Maybe there isn't a way to have your cake and eat it too, but I hope that you are right - different lives can lead to different fulfillments, and there still are possibilities to have children and enjoy them! I don't know how my career will be affected if I have children, but I know it will be affected. But I think that will be okay with me.
Great post. I think you're right - it's the way we feel about the choices we make in our lives (whether we feel forced into something, stumble into it without much thought, or freely choose it knowing the consequences) that determines the quality of our lives.
wow love this post. Excellent thoughts and views..

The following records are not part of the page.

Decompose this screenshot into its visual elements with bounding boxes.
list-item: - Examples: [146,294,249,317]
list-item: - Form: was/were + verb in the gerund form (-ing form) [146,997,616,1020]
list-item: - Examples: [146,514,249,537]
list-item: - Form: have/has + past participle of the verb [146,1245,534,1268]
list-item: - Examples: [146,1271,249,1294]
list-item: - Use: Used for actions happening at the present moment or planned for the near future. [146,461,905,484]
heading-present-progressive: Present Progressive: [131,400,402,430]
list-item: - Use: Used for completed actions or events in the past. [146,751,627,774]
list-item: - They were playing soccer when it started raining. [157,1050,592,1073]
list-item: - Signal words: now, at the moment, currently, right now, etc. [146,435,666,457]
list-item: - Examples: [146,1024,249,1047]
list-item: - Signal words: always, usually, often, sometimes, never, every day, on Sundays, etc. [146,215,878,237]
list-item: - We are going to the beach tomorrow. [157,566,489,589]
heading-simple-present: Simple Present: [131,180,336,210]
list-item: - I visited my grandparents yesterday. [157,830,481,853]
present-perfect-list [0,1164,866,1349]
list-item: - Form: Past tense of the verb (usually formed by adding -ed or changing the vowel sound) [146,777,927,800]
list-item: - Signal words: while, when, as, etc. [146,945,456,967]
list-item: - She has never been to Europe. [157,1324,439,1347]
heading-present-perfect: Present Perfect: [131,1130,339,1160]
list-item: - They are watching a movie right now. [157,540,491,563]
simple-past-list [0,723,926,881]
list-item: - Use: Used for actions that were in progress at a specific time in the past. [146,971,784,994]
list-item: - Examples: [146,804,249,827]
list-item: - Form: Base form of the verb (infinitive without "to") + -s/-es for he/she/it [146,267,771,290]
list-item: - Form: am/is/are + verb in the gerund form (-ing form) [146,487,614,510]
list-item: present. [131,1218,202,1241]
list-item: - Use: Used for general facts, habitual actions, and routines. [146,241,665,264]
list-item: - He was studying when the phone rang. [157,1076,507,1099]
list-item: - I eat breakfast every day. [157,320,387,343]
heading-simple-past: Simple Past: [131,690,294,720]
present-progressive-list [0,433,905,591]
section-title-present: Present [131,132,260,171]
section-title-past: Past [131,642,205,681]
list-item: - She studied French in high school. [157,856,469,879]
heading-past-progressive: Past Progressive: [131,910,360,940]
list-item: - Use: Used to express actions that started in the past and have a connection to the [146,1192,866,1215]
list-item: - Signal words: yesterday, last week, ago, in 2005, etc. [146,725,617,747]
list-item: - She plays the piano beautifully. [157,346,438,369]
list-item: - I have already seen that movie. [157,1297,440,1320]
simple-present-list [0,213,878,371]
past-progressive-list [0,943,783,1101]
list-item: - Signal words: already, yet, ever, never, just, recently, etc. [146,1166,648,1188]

This is an interesting thing. There are some people that just know they want kids, and then there are people like me who thought, maybe someday, but only if my life feels right for it. (which I have no idea what that means, but I guess I'm as close as I'm gonna get to it...)
Visiting from NCLM. :)
Wow. I have to read this book. It makes a lot of sense and applies to a lot of things in life. I wish more people realized that differences are good and can be something to be celebrated! I also think you are right and there is something to be said about being happy with whichever path you choose. And when you choose a path it doesn't mean you have to walk it the same way! Thanks for visiting and for your kind comment! NCLM
This was a breathtaking, eloquent, and honest post. My life was quite the opposite - the women in my family with children were the ones who seemed more put-together, well-rounded, cultured, and stable. The women without children seemed flighty, unsettled, and somewhat immature. I don't think that having children or not having them was the cause for the distinction between the two groups, but I know that growing up I never considered not having children, and now that I've read this post, I now wonder if my past impressions of my older female family members played huge, subconscious role in my mindset. This is a very interesting idea; I'll have to think on it more, and I can't wait to hear what more you have to say about it.
Thanks for your support and kind words over on my blog.

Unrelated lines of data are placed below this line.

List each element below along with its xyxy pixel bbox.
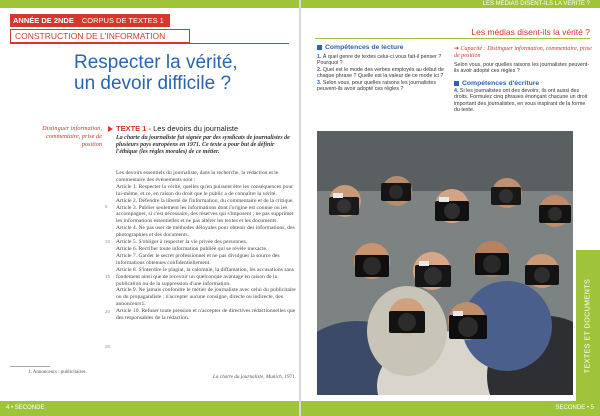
footnote: 1. Annonceurs : publicitaires. xyxy=(28,370,87,375)
capacite-note xyxy=(454,46,594,60)
question-text: Si les journalistes ont des devoirs, ils ont aussi des droits. Formulez cinq phrases énonçant chacune un droit important des journalistes, en vous inspirant de la forme du texte. xyxy=(454,88,588,114)
section-label-text: CONSTRUCTION DE L'INFORMATION xyxy=(15,31,166,41)
question-text: Quel est le mode des verbes employés au début de chaque phrase ? Quelle est la valeur de ce mode ici ? xyxy=(317,66,444,80)
top-band-left xyxy=(0,0,299,8)
running-head xyxy=(440,0,590,8)
question-rule xyxy=(315,38,590,39)
article-body xyxy=(116,170,296,322)
line-number: 15 xyxy=(105,274,111,279)
square-bullet-icon xyxy=(454,81,459,86)
body-paragraph: Article 1. Respecter la vérité, quelles qu'en puissent être les conséquences pour lui-même, et ce, en raison du droit que le public a de connaître la vérité. xyxy=(116,183,293,197)
body-paragraph: Article 3. Publier seulement les informations dont l'origine est connue ou les accompagner, si c'est nécessaire, des réserves qui s'imposent ; ne pas supprimer les informations essentielles et ne pas altérer les textes et les documents. xyxy=(116,204,294,225)
line-number: 20 xyxy=(105,309,111,314)
body-paragraph: Article 8. S'interdire le plagiat, la calomnie, la diffamation, les accusations sans fondement ainsi que de recevoir un quelconque avantage en raison de la publication ou de la suppression d'une information. xyxy=(116,266,294,287)
texte-number: TEXTE 1 - xyxy=(116,124,152,133)
photographers-photo xyxy=(317,131,573,395)
lecture-questions xyxy=(317,54,447,92)
texte-title: Les devoirs du journaliste xyxy=(153,124,239,133)
body-paragraph: Article 7. Garder le secret professionnel et ne pas divulguer la source des informations obtenues confidentiellement. xyxy=(116,252,280,266)
intro-paragraph: La charte du journaliste fut signée par des syndicats de journalistes de plusieurs pays européens en 1971. Ce texte a pour but de définir l'éthique (les règles morales) de ce métier. xyxy=(116,135,290,156)
capacite-text: Selon vous, pour quelles raisons les journalistes peuvent-ils avoir adopté ces règles ? xyxy=(454,62,590,75)
body-paragraph: Article 5. S'obliger à respecter la vie privée des personnes. xyxy=(116,239,248,246)
chapter-question: Les médias disent-ils la vérité ? xyxy=(471,27,590,37)
body-paragraph: Article 2. Défendre la liberté de l'information, du commentaire et de la critique. xyxy=(116,197,294,204)
header-corpus: CORPUS DE TEXTES 1 xyxy=(81,16,164,25)
page-number-right: SECONDE • 5 xyxy=(555,405,594,411)
line-number: 5 xyxy=(105,204,108,209)
question-item xyxy=(317,54,447,67)
page-number-left: 4 • SECONDE xyxy=(6,405,45,411)
body-paragraph: Article 6. Rectifier toute information publiée qui se révèle inexacte. xyxy=(116,245,268,252)
lecture-heading xyxy=(317,44,404,51)
lecture-heading-text: Compétences de lecture xyxy=(325,44,404,51)
line-number: 10 xyxy=(105,239,111,244)
question-item xyxy=(317,67,447,80)
ecriture-heading-text: Compétences d'écriture xyxy=(462,80,540,87)
running-head-text: LES MÉDIAS DISENT-ILS LA VÉRITÉ ? xyxy=(482,1,590,7)
question-number: 2. xyxy=(317,66,322,73)
question-text: Selon vous, pour quelles raisons les journalistes peuvent-ils avoir adopté ces règles ? xyxy=(317,79,436,93)
photo-illustration xyxy=(317,131,573,395)
question-number: 3. xyxy=(317,79,322,86)
source-citation: La charte du journaliste, Munich, 1971. xyxy=(213,374,296,380)
side-note: Distinguer information, commentaire, prise de position xyxy=(42,125,102,148)
question-item xyxy=(317,80,447,93)
footer-band-left xyxy=(0,401,299,416)
ecriture-question xyxy=(454,88,590,114)
square-bullet-icon xyxy=(317,45,322,50)
arrow-icon: ➜ xyxy=(454,46,460,52)
header-bar xyxy=(10,14,170,27)
gutter-divider xyxy=(299,0,301,416)
question-text: À quel genre de textes celui-ci vous fait-il penser ? Pourquoi ? xyxy=(317,54,442,67)
body-paragraph: Article 4. Ne pas user de méthodes déloyales pour obtenir des informations, des photographies et des documents. xyxy=(116,225,295,239)
question-number: 4. xyxy=(454,88,459,94)
body-paragraph: Article 9. Ne jamais confondre le métier de journaliste avec celui du publicitaire ou du propagandiste ; n'accepter aucune consigne, directe ou indirecte, des annonceurs1. xyxy=(116,287,296,308)
arrow-icon xyxy=(108,126,113,132)
page-title-line1: Respecter la vérité, xyxy=(74,52,238,73)
header-year: ANNÉE DE 2NDE xyxy=(13,16,74,25)
line-number: 25 xyxy=(105,344,111,349)
body-paragraph: Article 10. Refuser toute pression et n'accepter de directives rédactionnelles que des responsables de la rédaction. xyxy=(116,308,296,322)
texte-heading xyxy=(116,124,238,133)
footnote-rule xyxy=(10,366,50,367)
header-rule xyxy=(10,43,289,44)
ecriture-heading xyxy=(454,80,539,87)
page-title-line2: un devoir difficile ? xyxy=(74,73,232,94)
section-label xyxy=(10,29,190,43)
question-number: 1. xyxy=(317,54,322,60)
page-title xyxy=(74,52,289,94)
body-paragraph: Les devoirs essentiels du journaliste, dans la recherche, la rédaction et le commentaire des événements sont : xyxy=(116,170,279,183)
capacite-label: Capacité : Distinguer information, commentaire, prise de position xyxy=(454,46,592,59)
side-tab-label: TEXTES ET DOCUMENTS xyxy=(584,278,592,374)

What an awesome, awesome post!!
I have also read this book and I loved it. I just recently learned the term DINK (Double Income No Kids, for anyone who has been under the same rock as me) and that fits Hubby & I perfectly. We have spent almost seven years doing what we want when we want.
Just after we decided to toss out the birth control, we went camping and Hubby mentioned that after we had kids we wouldn't be able to do it again for years. We debated it and soon after I found Maybe Baby. After struggling with who and what I want to be, I realized we CAN be parents but still be us. Sure, we will have to try a little harder but I am determined to let my/our personalities reflect what kind of parents we will be and how we raise our family and not let being a parent determine what kind of person I am.
Can I have my cake and eat it too? It is worth trying.
Thanks again for the post! I really, really liked it!
After reading your post and thinking on it, I can say that I am more fulfilled now with children than I was without, but not necessarily happier. I miss the freedom of my days before kids, but I can't imagine not having them.
Stopping by from Mel's Show and Tell.
What a great post. It can be hard to admit our fears and you did it so eloquently. I applaude you.
I love this post. Deciding to leave my job was one of the most difficult things I've ever done. I still wonder if I made the right choice. I'll probably always wonder. Thank you for the thougtful analysis.